Brad’s Status

From left: Brad, Brad's son. Not pictures: Brad's status.

“Brad’s Status,” built around an interior monologue and reflections on the past, might have worked better as a novel, though it would have been a slight one. More of a novella, probably. Instead, Mike White wrote and directed it for the screen, where it’s still rather lightweight but benefits from Ben Stiller’s honest, likable performance. It’s the second time that White, an indie screenwriter (“Chuck & Buck,” “School of Rock”), has gotten behind the camera (see the deadpan “Year of the Dog”), and he has some uncomfortably funny insights into the modern man.

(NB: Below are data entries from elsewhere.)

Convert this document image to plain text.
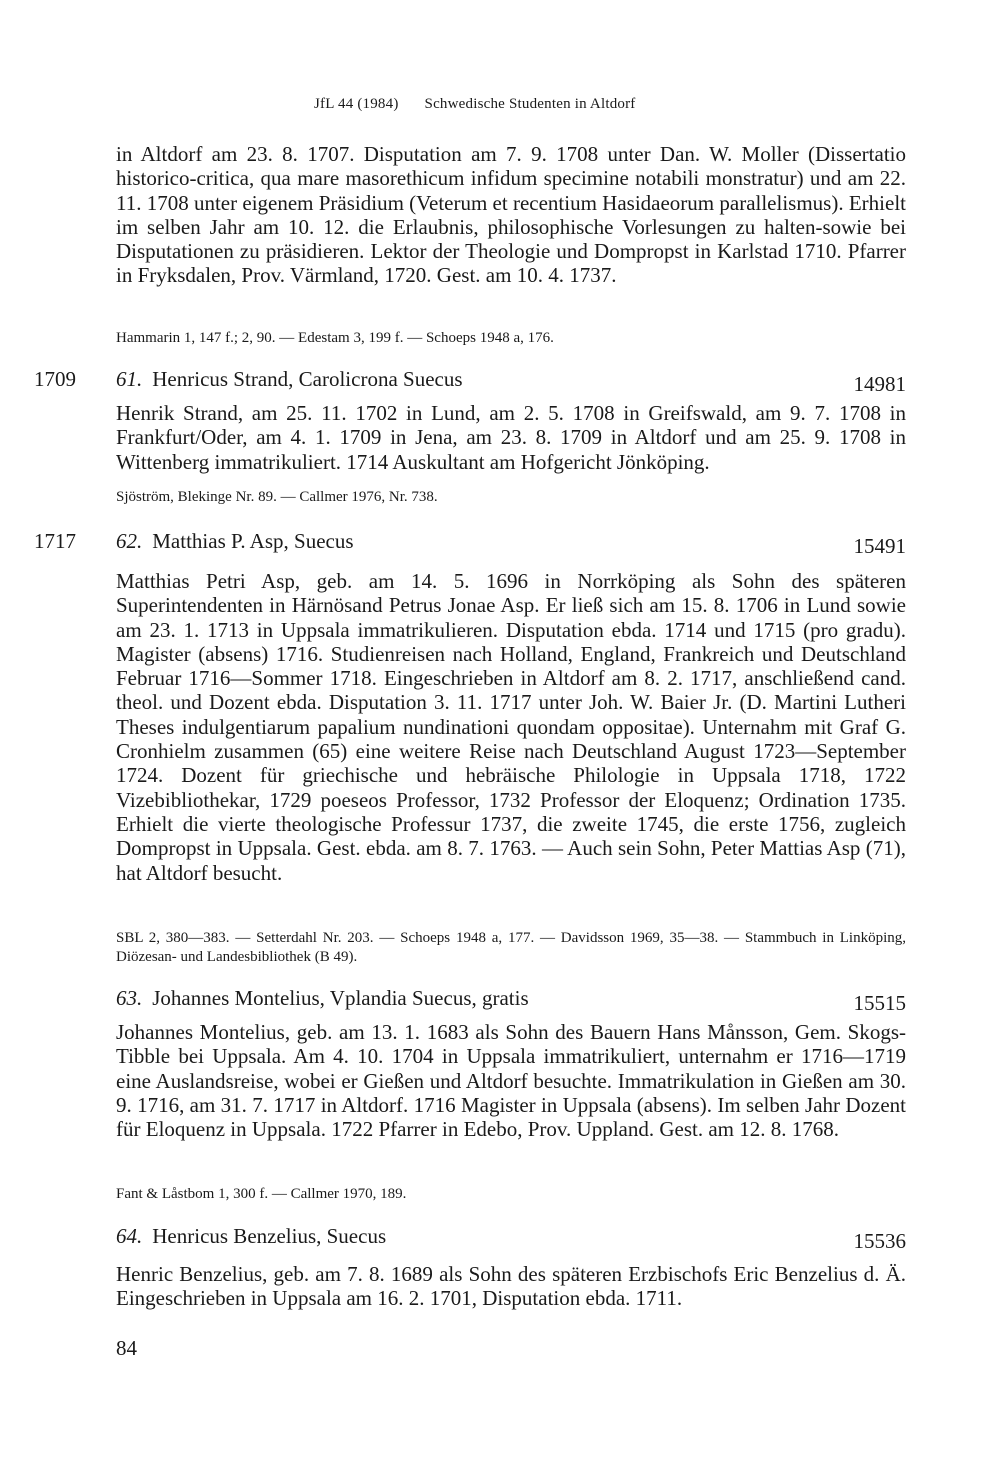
JfL 44 (1984) Schwedische Studenten in Altdorf
in Altdorf am 23. 8. 1707. Disputation am 7. 9. 1708 unter Dan. W. Moller (Dissertatio historico-critica, qua mare masorethicum infidum specimine notabili monstratur) und am 22. 11. 1708 unter eigenem Präsidium (Veterum et recentium Hasidaeorum parallelismus). Erhielt im selben Jahr am 10. 12. die Erlaubnis, philosophische Vorlesungen zu halten-sowie bei Disputationen zu präsidieren. Lektor der Theologie und Dompropst in Karlstad 1710. Pfarrer in Fryksdalen, Prov. Värmland, 1720. Gest. am 10. 4. 1737.
Hammarin 1, 147 f.; 2, 90. — Edestam 3, 199 f. — Schoeps 1948 a, 176.
1709 61. Henricus Strand, Carolicrona Suecus	14981
Henrik Strand, am 25. 11. 1702 in Lund, am 2. 5. 1708 in Greifswald, am 9. 7. 1708 in Frankfurt/Oder, am 4. 1. 1709 in Jena, am 23. 8. 1709 in Altdorf und am 25. 9. 1708 in Wittenberg immatrikuliert. 1714 Auskultant am Hofgericht Jönköping.
Sjöström, Blekinge Nr. 89. — Callmer 1976, Nr. 738.
1717 62. Matthias P. Asp, Suecus	15491
Matthias Petri Asp, geb. am 14. 5. 1696 in Norrköping als Sohn des späteren Superintendenten in Härnösand Petrus Jonae Asp. Er ließ sich am 15. 8. 1706 in Lund sowie am 23. 1. 1713 in Uppsala immatrikulieren. Disputation ebda. 1714 und 1715 (pro gradu). Magister (absens) 1716. Studienreisen nach Holland, England, Frankreich und Deutschland Februar 1716—Sommer 1718. Eingeschrieben in Altdorf am 8. 2. 1717, anschließend cand. theol. und Dozent ebda. Disputation 3. 11. 1717 unter Joh. W. Baier Jr. (D. Martini Lutheri Theses indulgentiarum papalium nundinationi quondam oppositae). Unternahm mit Graf G. Cronhielm zusammen (65) eine weitere Reise nach Deutschland August 1723—September 1724. Dozent für griechische und hebräische Philologie in Uppsala 1718, 1722 Vizebibliothekar, 1729 poeseos Professor, 1732 Professor der Eloquenz; Ordination 1735. Erhielt die vierte theologische Professur 1737, die zweite 1745, die erste 1756, zugleich Dompropst in Uppsala. Gest. ebda. am 8. 7. 1763. — Auch sein Sohn, Peter Mattias Asp (71), hat Altdorf besucht.
SBL 2, 380—383. — Setterdahl Nr. 203. — Schoeps 1948 a, 177. — Davidsson 1969, 35—38. — Stammbuch in Linköping, Diözesan- und Landesbibliothek (B 49).
63. Johannes Montelius, Vplandia Suecus, gratis	15515
Johannes Montelius, geb. am 13. 1. 1683 als Sohn des Bauern Hans Månsson, Gem. Skogs-Tibble bei Uppsala. Am 4. 10. 1704 in Uppsala immatrikuliert, unternahm er 1716—1719 eine Auslandsreise, wobei er Gießen und Altdorf besuchte. Immatrikulation in Gießen am 30. 9. 1716, am 31. 7. 1717 in Altdorf. 1716 Magister in Uppsala (absens). Im selben Jahr Dozent für Eloquenz in Uppsala. 1722 Pfarrer in Edebo, Prov. Uppland. Gest. am 12. 8. 1768.
Fant & Låstbom 1, 300 f. — Callmer 1970, 189.
64. Henricus Benzelius, Suecus	15536
Henric Benzelius, geb. am 7. 8. 1689 als Sohn des späteren Erzbischofs Eric Benzelius d. Ä. Eingeschrieben in Uppsala am 16. 2. 1701, Disputation ebda. 1711.
84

Stiller plays Brad Sloan, a restless suburbanite for whom a Boston trip with his son (Austin Abrams) to look at colleges is an opportunity to stew over how his own college friends (Michael Sheen, Jemaine Clement, Luke Wilson, and Mike White) are now more successful than he is. They’ve lost touch over the years, so Brad mostly relies on Facebook and his imagination to conjure images of their affluent lives. The movie shows Brad’s fantasies of his friends’ lives as if they were objective reality when in fact they have been adorned by his insecurities. The voice in Brad’s head yammers on and on with depressing comparisons to his former peers.

But Brad himself is gainfully employed, happily married (to Jenna Fischer!), and has a loving son. He’s a whiner who needs to check his privilege. Fortunately, writer-director White realizes this and doesn’t let Brad wallow in self-absorption for so long that it becomes exasperating. Instead, we watch in amusement as Brad fumbles from one simple epiphany to another, trying to impress his son with his Harvard contacts, trying to outdo a particular old friend (Michael Sheen has the most screen time of them), working himself into a lather over things that we know do not matter. He gradually learns the lessons that you’d have predicted he’d learn if you’d written down your guesses at the beginning of the movie. There’s nothing revelatory here, but it’s gently humorous and sympathetic to its hapless main character, who you may rest assured comes to appreciate his blessings by the time it’s over.

B (1 hr., 42 min.; R, a lot of profanity, brief mild sexuality.)